Hacker Newsnew | past | comments | ask | show | jobs | submitlogin

I wonder how the ratio of display overhead to cost to compute the minimal cost path has changed over the years? At some point it must be cheaper to do a "dumb" redraw if the display hardware is fast enough?

Also, it seems like this might also be useful for computing minimal diffs, eh?



It was definitely worth it if you had a 300 baud modem and a lightly loaded VAX mostly to yourself. But it became an overkill with higher baud rates and high speed networks.

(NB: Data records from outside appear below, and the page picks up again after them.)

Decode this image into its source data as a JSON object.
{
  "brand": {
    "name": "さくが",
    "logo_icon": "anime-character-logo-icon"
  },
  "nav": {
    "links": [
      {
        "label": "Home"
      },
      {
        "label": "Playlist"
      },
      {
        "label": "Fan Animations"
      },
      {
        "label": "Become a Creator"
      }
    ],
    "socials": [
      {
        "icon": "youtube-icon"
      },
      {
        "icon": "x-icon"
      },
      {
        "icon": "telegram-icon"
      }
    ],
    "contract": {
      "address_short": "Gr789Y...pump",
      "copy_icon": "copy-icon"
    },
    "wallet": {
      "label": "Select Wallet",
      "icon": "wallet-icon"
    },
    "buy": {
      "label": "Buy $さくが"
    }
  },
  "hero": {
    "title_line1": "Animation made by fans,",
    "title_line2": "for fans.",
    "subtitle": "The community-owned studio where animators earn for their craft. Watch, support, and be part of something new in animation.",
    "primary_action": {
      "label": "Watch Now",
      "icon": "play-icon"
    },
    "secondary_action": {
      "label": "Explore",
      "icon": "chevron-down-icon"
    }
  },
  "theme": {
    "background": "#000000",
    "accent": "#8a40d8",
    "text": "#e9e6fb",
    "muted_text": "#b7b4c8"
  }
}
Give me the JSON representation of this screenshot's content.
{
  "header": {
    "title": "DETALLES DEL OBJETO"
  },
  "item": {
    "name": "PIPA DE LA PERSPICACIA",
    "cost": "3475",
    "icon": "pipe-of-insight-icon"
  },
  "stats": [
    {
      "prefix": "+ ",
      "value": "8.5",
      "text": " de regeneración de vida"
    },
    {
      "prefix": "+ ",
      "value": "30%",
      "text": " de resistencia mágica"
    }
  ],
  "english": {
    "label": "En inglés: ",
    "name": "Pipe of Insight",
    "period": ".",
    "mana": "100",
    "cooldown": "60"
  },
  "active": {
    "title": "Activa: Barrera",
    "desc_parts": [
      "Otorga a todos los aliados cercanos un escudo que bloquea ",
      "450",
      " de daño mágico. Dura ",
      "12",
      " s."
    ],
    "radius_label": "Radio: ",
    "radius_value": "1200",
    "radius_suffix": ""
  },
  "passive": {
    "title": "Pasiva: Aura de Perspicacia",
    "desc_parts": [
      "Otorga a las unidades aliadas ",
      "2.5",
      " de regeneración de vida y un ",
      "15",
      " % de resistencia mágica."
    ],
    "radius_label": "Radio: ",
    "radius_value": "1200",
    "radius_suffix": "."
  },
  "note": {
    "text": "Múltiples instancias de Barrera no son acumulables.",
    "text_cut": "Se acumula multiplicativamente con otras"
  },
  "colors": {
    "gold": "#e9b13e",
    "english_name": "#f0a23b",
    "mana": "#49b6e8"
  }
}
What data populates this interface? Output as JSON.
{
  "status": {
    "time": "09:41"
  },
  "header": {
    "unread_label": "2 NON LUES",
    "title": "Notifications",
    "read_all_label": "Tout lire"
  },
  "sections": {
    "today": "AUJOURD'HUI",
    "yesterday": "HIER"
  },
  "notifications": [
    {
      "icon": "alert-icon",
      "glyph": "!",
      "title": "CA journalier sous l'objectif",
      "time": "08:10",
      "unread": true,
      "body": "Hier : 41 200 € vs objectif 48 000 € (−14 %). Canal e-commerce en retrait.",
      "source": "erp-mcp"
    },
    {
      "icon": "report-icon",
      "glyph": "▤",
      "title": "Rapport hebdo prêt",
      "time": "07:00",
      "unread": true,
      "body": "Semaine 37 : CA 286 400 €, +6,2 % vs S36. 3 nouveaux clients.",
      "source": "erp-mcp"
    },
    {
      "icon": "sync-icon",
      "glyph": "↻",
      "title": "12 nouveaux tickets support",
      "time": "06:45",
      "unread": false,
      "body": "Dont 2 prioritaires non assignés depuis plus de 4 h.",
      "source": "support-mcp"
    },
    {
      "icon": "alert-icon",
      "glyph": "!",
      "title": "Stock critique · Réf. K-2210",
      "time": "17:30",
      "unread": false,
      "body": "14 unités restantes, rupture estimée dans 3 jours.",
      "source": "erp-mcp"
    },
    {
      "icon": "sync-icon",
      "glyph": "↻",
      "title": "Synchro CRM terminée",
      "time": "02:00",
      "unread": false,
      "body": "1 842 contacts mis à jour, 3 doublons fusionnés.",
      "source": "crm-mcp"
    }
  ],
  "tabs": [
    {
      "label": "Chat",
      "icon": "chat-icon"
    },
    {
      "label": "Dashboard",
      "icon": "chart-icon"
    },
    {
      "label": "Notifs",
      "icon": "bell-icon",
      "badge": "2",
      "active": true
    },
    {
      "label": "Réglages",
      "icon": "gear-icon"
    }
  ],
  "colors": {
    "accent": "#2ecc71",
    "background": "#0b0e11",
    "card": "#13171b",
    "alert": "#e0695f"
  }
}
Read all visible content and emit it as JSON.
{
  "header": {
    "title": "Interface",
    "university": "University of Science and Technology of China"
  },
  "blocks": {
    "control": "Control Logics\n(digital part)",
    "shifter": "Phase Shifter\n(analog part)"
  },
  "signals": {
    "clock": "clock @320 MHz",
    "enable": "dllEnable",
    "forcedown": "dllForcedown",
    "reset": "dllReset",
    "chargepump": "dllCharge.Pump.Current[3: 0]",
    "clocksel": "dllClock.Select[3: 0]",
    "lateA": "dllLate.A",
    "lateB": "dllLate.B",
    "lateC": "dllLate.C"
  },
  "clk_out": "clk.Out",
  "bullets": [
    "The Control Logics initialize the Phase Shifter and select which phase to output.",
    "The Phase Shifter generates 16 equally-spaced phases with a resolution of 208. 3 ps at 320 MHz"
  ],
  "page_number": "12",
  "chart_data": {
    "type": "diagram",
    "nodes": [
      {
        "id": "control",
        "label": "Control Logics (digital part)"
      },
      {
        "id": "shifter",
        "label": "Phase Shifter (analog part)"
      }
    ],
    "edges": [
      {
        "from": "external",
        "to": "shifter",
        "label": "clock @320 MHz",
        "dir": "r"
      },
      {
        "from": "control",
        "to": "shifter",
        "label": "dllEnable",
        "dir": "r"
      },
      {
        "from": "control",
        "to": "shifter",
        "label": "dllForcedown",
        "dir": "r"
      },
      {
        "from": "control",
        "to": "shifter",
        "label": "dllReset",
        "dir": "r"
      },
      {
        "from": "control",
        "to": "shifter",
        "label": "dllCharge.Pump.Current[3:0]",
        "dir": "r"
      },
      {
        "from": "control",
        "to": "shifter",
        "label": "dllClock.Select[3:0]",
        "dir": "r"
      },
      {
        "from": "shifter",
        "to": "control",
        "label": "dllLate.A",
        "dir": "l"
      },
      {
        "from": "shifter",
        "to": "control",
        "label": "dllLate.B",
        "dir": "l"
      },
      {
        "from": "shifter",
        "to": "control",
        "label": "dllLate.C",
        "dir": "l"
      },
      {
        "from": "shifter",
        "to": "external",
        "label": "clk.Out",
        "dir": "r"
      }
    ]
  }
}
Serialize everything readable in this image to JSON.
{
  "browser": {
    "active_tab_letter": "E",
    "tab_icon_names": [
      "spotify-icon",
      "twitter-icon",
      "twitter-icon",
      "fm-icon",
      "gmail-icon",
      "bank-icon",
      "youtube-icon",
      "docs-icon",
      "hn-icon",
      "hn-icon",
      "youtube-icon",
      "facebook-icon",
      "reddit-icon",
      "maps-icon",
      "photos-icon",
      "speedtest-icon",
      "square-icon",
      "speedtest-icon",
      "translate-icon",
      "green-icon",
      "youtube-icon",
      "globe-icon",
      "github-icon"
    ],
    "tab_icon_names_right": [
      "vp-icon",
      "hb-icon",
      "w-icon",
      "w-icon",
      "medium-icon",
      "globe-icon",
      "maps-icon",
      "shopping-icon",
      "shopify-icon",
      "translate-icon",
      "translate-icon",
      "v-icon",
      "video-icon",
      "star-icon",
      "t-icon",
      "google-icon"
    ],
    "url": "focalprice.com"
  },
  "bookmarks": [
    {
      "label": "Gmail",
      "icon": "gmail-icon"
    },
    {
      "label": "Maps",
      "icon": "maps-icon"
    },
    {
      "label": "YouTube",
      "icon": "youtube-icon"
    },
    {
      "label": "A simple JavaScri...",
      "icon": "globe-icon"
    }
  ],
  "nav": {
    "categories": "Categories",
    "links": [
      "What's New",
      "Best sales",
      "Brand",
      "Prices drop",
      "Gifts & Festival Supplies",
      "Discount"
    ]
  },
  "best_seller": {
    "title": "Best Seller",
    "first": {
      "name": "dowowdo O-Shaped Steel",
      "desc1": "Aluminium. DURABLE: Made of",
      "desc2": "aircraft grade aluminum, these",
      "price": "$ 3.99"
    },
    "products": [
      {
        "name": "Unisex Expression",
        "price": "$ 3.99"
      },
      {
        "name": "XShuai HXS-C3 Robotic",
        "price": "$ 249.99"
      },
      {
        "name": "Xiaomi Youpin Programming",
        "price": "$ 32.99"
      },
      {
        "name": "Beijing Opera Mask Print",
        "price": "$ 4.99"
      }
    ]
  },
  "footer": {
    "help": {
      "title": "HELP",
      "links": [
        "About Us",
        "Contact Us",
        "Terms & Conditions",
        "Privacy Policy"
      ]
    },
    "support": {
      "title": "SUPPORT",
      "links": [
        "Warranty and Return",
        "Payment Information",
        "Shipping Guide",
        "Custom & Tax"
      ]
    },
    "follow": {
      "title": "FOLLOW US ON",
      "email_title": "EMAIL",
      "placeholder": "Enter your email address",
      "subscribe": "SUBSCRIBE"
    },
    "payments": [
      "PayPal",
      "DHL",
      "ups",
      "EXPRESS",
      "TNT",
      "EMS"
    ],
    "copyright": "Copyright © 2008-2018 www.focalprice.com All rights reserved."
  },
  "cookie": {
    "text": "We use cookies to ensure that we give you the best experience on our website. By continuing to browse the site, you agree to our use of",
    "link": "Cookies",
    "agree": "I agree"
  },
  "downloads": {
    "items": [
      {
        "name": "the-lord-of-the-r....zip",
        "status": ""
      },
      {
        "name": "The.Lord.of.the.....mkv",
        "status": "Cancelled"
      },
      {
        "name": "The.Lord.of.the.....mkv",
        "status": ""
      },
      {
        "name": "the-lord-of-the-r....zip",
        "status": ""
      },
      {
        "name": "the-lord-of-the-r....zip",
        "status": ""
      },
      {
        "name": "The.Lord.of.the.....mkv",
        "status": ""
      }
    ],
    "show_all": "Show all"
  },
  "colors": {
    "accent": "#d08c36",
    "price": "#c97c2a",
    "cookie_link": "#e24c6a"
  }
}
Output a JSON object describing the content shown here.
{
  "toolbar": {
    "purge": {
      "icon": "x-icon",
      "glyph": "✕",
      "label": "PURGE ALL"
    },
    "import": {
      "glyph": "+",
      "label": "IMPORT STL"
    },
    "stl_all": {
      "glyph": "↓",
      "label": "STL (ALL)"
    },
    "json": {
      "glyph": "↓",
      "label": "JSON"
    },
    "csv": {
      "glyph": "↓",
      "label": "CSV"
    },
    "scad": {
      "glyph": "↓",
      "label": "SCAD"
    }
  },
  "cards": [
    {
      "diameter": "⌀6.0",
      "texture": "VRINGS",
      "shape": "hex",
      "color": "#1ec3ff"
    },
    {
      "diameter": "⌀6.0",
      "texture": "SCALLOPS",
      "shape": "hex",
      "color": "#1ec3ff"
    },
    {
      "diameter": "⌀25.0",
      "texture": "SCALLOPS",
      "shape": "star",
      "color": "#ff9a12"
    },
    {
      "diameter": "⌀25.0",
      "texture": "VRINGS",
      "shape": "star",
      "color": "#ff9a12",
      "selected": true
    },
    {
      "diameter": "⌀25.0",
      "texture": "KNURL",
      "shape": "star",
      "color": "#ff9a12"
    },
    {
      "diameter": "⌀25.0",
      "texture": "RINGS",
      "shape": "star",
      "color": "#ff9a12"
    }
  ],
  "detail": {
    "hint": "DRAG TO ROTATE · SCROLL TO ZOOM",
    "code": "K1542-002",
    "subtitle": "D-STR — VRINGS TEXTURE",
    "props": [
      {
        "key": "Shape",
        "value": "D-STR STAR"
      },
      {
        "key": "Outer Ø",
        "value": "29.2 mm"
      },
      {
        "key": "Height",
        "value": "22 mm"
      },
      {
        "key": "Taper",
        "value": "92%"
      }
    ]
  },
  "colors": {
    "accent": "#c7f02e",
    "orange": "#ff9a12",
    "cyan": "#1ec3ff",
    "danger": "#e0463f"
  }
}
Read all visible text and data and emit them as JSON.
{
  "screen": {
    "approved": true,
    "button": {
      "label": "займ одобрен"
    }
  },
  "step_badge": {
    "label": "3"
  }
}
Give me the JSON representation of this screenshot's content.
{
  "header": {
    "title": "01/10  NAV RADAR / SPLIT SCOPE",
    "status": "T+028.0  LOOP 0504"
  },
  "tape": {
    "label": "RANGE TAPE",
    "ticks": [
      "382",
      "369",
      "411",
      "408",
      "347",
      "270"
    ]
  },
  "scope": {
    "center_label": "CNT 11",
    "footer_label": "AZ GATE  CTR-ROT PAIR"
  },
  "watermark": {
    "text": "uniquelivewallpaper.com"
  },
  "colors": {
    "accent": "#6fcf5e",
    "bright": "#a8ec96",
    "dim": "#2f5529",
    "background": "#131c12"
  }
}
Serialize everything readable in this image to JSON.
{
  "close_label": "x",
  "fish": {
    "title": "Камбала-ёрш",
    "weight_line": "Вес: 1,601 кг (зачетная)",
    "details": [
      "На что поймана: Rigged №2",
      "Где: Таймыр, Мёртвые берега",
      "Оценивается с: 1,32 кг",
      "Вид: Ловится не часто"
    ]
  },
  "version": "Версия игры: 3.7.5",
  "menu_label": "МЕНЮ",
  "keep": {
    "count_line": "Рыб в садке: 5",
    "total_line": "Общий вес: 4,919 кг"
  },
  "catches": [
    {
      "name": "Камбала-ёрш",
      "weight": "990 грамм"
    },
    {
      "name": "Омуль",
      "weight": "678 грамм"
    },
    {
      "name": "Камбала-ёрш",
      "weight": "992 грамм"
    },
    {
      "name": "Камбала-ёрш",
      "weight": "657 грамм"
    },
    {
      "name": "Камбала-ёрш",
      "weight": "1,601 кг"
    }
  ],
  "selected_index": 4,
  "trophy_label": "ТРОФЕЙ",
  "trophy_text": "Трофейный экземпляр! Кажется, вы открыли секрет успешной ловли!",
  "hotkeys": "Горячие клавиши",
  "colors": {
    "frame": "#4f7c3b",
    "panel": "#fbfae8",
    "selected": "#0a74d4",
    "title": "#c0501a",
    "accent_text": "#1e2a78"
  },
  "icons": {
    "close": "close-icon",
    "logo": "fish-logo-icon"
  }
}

It's based on the "string-to-string correction problem" (edit distance / Levenshtein distance), combined with "dynamic programming" (finding the best cost path through a cost matrix), which is (kind of) how diff works, on a line-by-line basis for inserted and deleted lines, and then on a character-by-character basis between changed lines. Each "edit" has a "cost" determined by the number of characters you have to send to the terminal (length of the escape codes to perform an edit in multiple possible ways, versus just redrawing the characters). Emacs computes its way through a twisty maze of little escape codes each time it updates the screen.

H. M. Wagner and M. J. Fischer. "The string-to-string correction problem." JACM 21, 1 (January 1974), 168-173

Citation: https://dl.acm.org/doi/10.1145/321796.321811

PDF: https://dl.acm.org/doi/pdf/10.1145/321796.321811?download=tr...

https://en.wikipedia.org/wiki/String-to-string_correction_pr...

>In computer science, the string-to-string correction problem refers to determining the minimum number of edit operations necessary to change one string into another (i.e., computing the shortest edit distance). A single edit operation may be changing a single symbol of the string into another, deleting, or inserting a symbol. The length of the edit sequence provides a measure of the distance between the two strings.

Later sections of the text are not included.